What do you mean, someone made them up…

Anyone who has attended one of my keynote or conference presentations recently will know I have made use of a series of quotes that I first encountered at an ALT-C Keynote by Martin Bean in 2009.

I have used the quotes to remind the audience that scepticism and concerns about the introduction of new technologies or new ways of thinking are not new and that it is “normal” to be concerned about change.

Now I’ve always had my doubts on the validity or authenticity of the quotes as my brief internet research showed that lots of people used the quotes, but there was very little real “evidence” on their authenticity. However in terms of the message I was getting across the essence of the message was much more important than the content of the message. Audiences related to the essence of the message and the scepticism that they had encountered. In more recent messages I have used actual quotes and newspaper headlines about the “dangers” of technology to reinforce the essence of the message.
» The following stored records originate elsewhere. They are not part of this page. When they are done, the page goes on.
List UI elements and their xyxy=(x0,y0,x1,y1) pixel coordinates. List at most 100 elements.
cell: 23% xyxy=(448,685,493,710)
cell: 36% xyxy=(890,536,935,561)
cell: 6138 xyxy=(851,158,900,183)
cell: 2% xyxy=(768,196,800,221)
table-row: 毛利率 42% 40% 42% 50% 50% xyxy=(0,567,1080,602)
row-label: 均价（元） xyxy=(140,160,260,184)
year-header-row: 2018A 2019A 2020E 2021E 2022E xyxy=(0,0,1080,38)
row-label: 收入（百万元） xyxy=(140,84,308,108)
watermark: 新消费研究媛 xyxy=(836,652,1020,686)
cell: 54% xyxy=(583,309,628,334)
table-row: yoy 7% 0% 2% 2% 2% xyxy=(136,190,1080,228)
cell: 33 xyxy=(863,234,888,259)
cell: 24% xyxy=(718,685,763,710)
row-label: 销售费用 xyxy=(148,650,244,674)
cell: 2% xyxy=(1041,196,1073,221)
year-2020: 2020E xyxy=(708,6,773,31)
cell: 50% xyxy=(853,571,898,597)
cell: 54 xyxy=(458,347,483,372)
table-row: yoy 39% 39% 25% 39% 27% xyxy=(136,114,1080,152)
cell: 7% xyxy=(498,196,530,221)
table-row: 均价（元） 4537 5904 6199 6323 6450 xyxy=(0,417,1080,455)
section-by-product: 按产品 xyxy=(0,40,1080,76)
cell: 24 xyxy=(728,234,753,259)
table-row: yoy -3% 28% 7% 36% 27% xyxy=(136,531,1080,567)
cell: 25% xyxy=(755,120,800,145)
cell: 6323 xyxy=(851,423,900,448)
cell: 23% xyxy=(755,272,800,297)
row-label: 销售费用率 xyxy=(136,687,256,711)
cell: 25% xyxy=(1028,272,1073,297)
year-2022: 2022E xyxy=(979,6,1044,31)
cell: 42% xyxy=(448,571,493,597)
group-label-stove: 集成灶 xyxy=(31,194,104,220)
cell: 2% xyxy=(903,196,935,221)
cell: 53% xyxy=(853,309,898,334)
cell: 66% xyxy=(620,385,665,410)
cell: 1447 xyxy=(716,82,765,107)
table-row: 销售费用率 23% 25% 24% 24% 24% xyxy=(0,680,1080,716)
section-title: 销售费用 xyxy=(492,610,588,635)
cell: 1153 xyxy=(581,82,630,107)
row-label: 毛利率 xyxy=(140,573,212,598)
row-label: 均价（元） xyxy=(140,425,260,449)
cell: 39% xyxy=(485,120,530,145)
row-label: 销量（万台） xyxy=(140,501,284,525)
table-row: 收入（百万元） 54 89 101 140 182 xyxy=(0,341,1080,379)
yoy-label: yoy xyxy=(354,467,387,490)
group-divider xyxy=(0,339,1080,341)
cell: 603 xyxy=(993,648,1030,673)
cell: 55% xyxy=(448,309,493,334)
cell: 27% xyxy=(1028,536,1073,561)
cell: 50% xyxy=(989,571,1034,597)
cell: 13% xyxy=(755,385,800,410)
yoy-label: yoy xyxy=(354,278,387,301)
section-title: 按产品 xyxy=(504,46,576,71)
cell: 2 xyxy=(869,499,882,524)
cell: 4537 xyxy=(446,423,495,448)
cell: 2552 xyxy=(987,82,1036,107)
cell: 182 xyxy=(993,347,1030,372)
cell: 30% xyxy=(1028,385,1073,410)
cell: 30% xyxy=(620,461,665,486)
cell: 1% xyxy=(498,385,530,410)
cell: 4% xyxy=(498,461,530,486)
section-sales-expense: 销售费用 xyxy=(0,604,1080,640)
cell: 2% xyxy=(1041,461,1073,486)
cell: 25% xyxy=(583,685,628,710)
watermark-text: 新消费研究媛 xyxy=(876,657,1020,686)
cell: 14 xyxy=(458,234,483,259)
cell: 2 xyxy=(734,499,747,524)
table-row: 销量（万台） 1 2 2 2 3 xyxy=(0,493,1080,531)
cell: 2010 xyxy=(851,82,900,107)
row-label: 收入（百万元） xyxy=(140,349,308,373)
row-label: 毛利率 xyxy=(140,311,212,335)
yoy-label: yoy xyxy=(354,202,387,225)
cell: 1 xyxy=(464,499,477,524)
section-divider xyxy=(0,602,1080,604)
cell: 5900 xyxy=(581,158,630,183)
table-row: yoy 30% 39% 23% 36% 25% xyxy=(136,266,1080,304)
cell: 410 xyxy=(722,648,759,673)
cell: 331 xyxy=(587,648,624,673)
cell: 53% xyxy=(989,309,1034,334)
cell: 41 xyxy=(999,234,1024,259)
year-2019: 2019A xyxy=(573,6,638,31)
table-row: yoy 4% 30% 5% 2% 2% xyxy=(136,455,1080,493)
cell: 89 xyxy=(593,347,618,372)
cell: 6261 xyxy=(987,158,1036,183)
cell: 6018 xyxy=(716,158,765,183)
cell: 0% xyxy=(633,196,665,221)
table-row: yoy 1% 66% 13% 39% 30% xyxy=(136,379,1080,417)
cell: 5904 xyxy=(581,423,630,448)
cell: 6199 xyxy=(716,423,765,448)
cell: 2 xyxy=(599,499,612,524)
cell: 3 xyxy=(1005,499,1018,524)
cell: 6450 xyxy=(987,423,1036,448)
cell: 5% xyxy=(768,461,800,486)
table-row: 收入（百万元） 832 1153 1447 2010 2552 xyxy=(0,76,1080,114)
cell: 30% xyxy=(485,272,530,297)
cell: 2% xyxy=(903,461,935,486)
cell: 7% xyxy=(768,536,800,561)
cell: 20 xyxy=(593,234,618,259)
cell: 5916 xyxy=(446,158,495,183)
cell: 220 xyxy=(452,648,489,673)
Recently I used the quotes in a presentation at an ebooks event at UWE. I posted the slides online and I’ve had a couple of comments plus a really useful link that once and for all casts doubts on the quotes and pretty much says that someone in the 1970s made them up!

This set of statements was printed in the Fall 1978 issue of “The MATYC Journal”, a publication that focused on mathematics education. The quotes were assigned the dates: 1703, 1815, 1907, 1929, 1941, and 1950. But they may actually have been created in 1978. Copies of these quotes have been widely distributed and posted on many websites. They also have been published in multiple books and periodicals.
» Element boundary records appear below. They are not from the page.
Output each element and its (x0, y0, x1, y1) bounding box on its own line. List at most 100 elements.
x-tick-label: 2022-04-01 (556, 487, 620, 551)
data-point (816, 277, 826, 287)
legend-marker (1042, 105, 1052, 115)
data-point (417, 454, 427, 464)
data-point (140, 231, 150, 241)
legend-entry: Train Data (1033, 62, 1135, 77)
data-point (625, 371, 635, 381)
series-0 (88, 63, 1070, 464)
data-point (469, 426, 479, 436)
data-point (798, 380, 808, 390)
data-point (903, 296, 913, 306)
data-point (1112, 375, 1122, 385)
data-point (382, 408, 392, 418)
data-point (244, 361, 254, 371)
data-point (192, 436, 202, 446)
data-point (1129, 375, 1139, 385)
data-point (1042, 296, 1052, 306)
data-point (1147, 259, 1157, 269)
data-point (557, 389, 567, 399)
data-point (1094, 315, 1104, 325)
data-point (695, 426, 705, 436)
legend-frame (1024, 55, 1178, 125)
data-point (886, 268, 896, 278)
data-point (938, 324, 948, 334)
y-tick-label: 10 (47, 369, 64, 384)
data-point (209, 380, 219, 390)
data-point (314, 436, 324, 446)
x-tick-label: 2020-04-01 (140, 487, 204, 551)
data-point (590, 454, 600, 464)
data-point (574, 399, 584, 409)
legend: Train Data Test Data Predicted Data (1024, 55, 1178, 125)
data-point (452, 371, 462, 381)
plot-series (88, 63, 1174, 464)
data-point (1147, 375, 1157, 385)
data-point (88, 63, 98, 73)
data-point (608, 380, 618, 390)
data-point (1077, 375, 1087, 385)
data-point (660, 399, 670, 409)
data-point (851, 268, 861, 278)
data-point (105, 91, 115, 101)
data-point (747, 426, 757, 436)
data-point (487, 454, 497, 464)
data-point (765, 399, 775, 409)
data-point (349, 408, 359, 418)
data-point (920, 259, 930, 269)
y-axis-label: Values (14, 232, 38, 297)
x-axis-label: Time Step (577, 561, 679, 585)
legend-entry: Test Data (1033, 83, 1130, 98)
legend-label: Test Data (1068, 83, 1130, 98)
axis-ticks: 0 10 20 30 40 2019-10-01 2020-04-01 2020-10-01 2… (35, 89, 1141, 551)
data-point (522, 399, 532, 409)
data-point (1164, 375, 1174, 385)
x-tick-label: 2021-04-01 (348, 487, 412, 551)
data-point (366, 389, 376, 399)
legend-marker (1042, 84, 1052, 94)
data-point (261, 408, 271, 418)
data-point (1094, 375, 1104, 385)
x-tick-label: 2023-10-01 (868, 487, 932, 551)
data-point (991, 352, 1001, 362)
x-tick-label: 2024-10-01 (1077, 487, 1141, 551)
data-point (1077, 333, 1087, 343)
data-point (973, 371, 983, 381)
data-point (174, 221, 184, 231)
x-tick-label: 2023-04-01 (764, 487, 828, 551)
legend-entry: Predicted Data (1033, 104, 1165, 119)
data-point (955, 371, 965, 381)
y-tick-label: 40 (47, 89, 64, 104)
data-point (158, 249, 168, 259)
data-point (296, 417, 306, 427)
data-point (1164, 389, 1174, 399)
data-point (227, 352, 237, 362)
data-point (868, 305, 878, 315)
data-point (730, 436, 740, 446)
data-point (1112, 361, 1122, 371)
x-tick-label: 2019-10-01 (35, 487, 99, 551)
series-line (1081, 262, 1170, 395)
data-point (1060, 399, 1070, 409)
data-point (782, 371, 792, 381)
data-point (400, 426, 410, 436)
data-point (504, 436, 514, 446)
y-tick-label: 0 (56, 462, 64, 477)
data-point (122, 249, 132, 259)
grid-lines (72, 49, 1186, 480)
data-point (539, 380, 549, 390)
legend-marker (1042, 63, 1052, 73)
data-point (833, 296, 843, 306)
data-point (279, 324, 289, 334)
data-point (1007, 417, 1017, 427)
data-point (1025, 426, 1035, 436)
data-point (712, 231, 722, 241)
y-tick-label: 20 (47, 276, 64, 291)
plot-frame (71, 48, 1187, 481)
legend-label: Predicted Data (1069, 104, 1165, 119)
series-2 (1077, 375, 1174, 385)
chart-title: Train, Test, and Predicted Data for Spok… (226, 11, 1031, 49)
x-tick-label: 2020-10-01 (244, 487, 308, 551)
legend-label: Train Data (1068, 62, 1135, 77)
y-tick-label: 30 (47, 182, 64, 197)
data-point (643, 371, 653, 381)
Ah well…. I knew it was too good to be true.

Though of course if you have listened to my presentations you will realise that the quotes were a theatrical device to make the audience to stop and think about change and people’s reactions to change. This is still valid, the quotes merely add a bit of dramatic licence!
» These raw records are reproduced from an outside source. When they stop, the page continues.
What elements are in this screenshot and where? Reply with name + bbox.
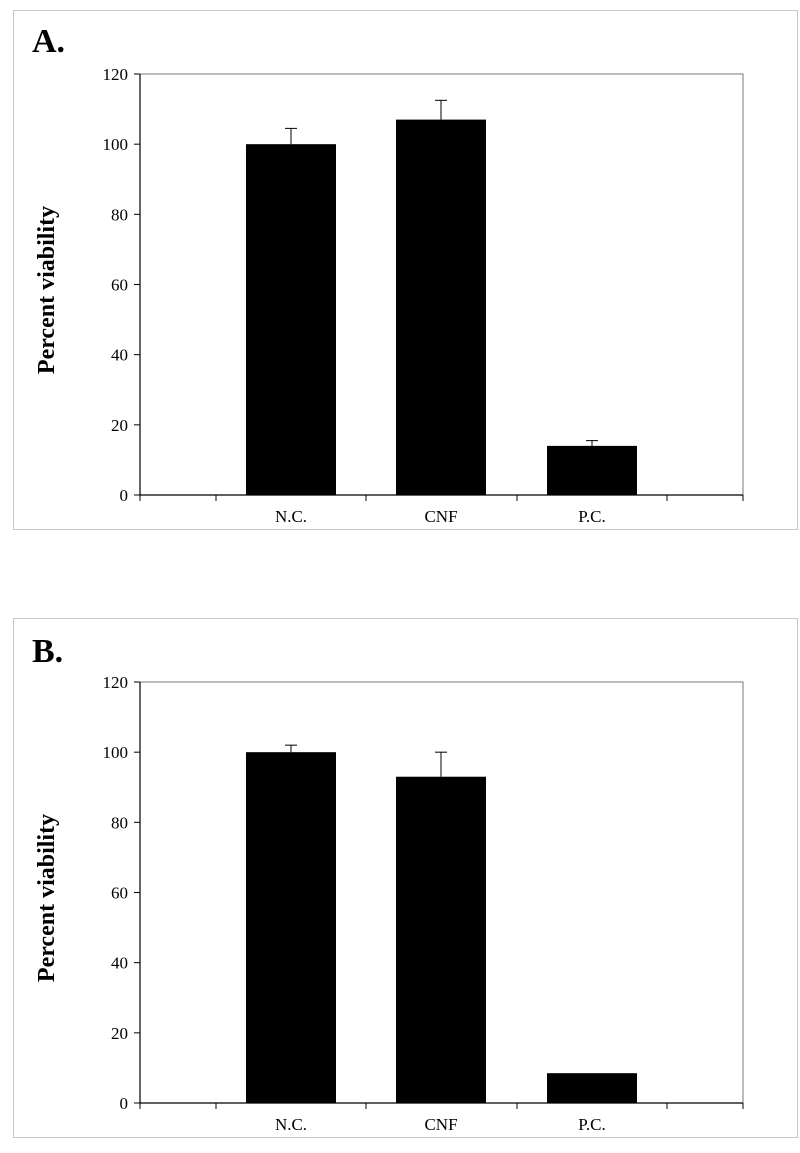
y-tick-label: 120 bbox=[103, 65, 129, 84]
y-axis-label: Percent viability bbox=[34, 814, 60, 982]
panel-label-b: B. bbox=[32, 633, 63, 670]
bar-nc bbox=[246, 752, 336, 1103]
y-tick-label: 20 bbox=[111, 416, 128, 435]
y-tick-label: 100 bbox=[103, 743, 129, 762]
bar-cnf bbox=[396, 119, 486, 495]
x-category-label: P.C. bbox=[578, 1115, 605, 1134]
y-tick-label: 100 bbox=[103, 135, 129, 154]
y-tick-label: 80 bbox=[111, 205, 128, 224]
y-tick-label: 80 bbox=[111, 813, 128, 832]
y-tick-label: 120 bbox=[103, 673, 129, 692]
panel-label-a: A. bbox=[32, 23, 65, 60]
y-tick-label: 40 bbox=[111, 346, 128, 365]
bar-nc bbox=[246, 144, 336, 495]
y-tick-label: 60 bbox=[111, 276, 128, 295]
x-category-label: CNF bbox=[424, 507, 457, 526]
y-tick-label: 40 bbox=[111, 954, 128, 973]
y-axis-label: Percent viability bbox=[34, 206, 60, 374]
x-category-label: P.C. bbox=[578, 507, 605, 526]
bar-cnf bbox=[396, 776, 486, 1103]
y-tick-label: 0 bbox=[120, 486, 129, 505]
x-category-label: N.C. bbox=[275, 507, 307, 526]
x-category-label: N.C. bbox=[275, 1115, 307, 1134]
y-tick-label: 60 bbox=[111, 884, 128, 903]
bar-pc bbox=[547, 445, 637, 495]
y-tick-label: 0 bbox=[120, 1094, 129, 1113]
x-category-label: CNF bbox=[424, 1115, 457, 1134]
y-tick-label: 20 bbox=[111, 1024, 128, 1043]
bar-pc bbox=[547, 1073, 637, 1103]
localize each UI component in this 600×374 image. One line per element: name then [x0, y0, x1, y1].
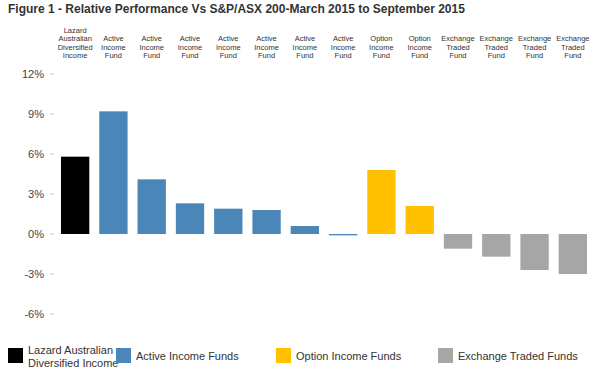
bar	[406, 206, 434, 234]
bar	[214, 209, 242, 234]
y-tick-label: 3%	[28, 188, 44, 200]
bar	[61, 157, 89, 234]
y-tick-label: -3%	[24, 268, 44, 280]
category-label: ActiveIncomeFund	[216, 34, 241, 60]
category-label: ActiveIncomeFund	[139, 34, 164, 60]
bar	[99, 111, 127, 234]
category-label: ExchangeTradedFund	[480, 34, 513, 60]
category-label: LazardAustralianDiversifiedIncome	[58, 26, 93, 61]
y-tick-label: 6%	[28, 148, 44, 160]
category-label: OptionIncomeFund	[369, 34, 394, 60]
category-label: ActiveIncomeFund	[331, 34, 356, 60]
bar	[520, 234, 548, 270]
legend-swatch	[276, 348, 291, 363]
y-tick	[50, 154, 54, 155]
bar	[559, 234, 587, 274]
category-label: ExchangeTradedFund	[441, 34, 474, 60]
y-tick	[50, 234, 54, 235]
title: Figure 1 - Relative Performance Vs S&P/A…	[8, 2, 465, 16]
bar	[444, 234, 472, 249]
bars	[61, 111, 587, 274]
bar	[329, 234, 357, 235]
y-tick-label: 0%	[28, 228, 44, 240]
bar	[176, 203, 204, 234]
bar	[291, 226, 319, 234]
category-label: ExchangeTradedFund	[518, 34, 551, 60]
legend-swatch	[438, 348, 453, 363]
bar	[367, 170, 395, 234]
bar	[138, 179, 166, 234]
category-label: ActiveIncomeFund	[254, 34, 279, 60]
y-tick	[50, 314, 54, 315]
y-tick	[50, 114, 54, 115]
y-tick-label: -6%	[24, 308, 44, 320]
legend-label: Exchange Traded Funds	[458, 350, 578, 362]
category-label: ActiveIncomeFund	[178, 34, 203, 60]
legend-label: Active Income Funds	[136, 350, 239, 362]
category-label: ExchangeTradedFund	[556, 34, 589, 60]
legend-swatch	[8, 348, 23, 363]
category-label: ActiveIncomeFund	[293, 34, 318, 60]
y-tick-label: 9%	[28, 108, 44, 120]
y-tick	[50, 274, 54, 275]
y-tick	[50, 74, 54, 75]
y-tick	[50, 194, 54, 195]
legend-label: Option Income Funds	[296, 350, 402, 362]
category-label: ActiveIncomeFund	[101, 34, 126, 60]
chart: Figure 1 - Relative Performance Vs S&P/A…	[0, 0, 600, 374]
legend-label: Lazard AustralianDiversified Income	[28, 344, 118, 369]
category-label: OptionIncomeFund	[407, 34, 432, 60]
legend-swatch	[116, 348, 131, 363]
bar	[252, 210, 280, 234]
y-tick-label: 12%	[22, 68, 44, 80]
bar	[482, 234, 510, 257]
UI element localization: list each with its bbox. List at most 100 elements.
So willI use the quotes again?

Probably not, but then I could do and point out that they were “made up” and use that point to make people think.

3 thoughts on “What do you mean, someone made them up…”

  1. Hey – start-up idea!

    KEYNOT.ES – a resource for crap over-used examples to use in conference keynotes, ted talks and blog posts. Includes high quality slides and videos, including…

    * that classroom scene from Ferris Beuler’s Day Off
    * if you aren’t the customer you are the product
    * that bloody William Gibson bit about the future being not evenly distributed
    * and over 9,000 variations on “Education is Broken”

    For a low monthly fee you two can be a disruptive action man drawing on popular culture to make a poorly considered point.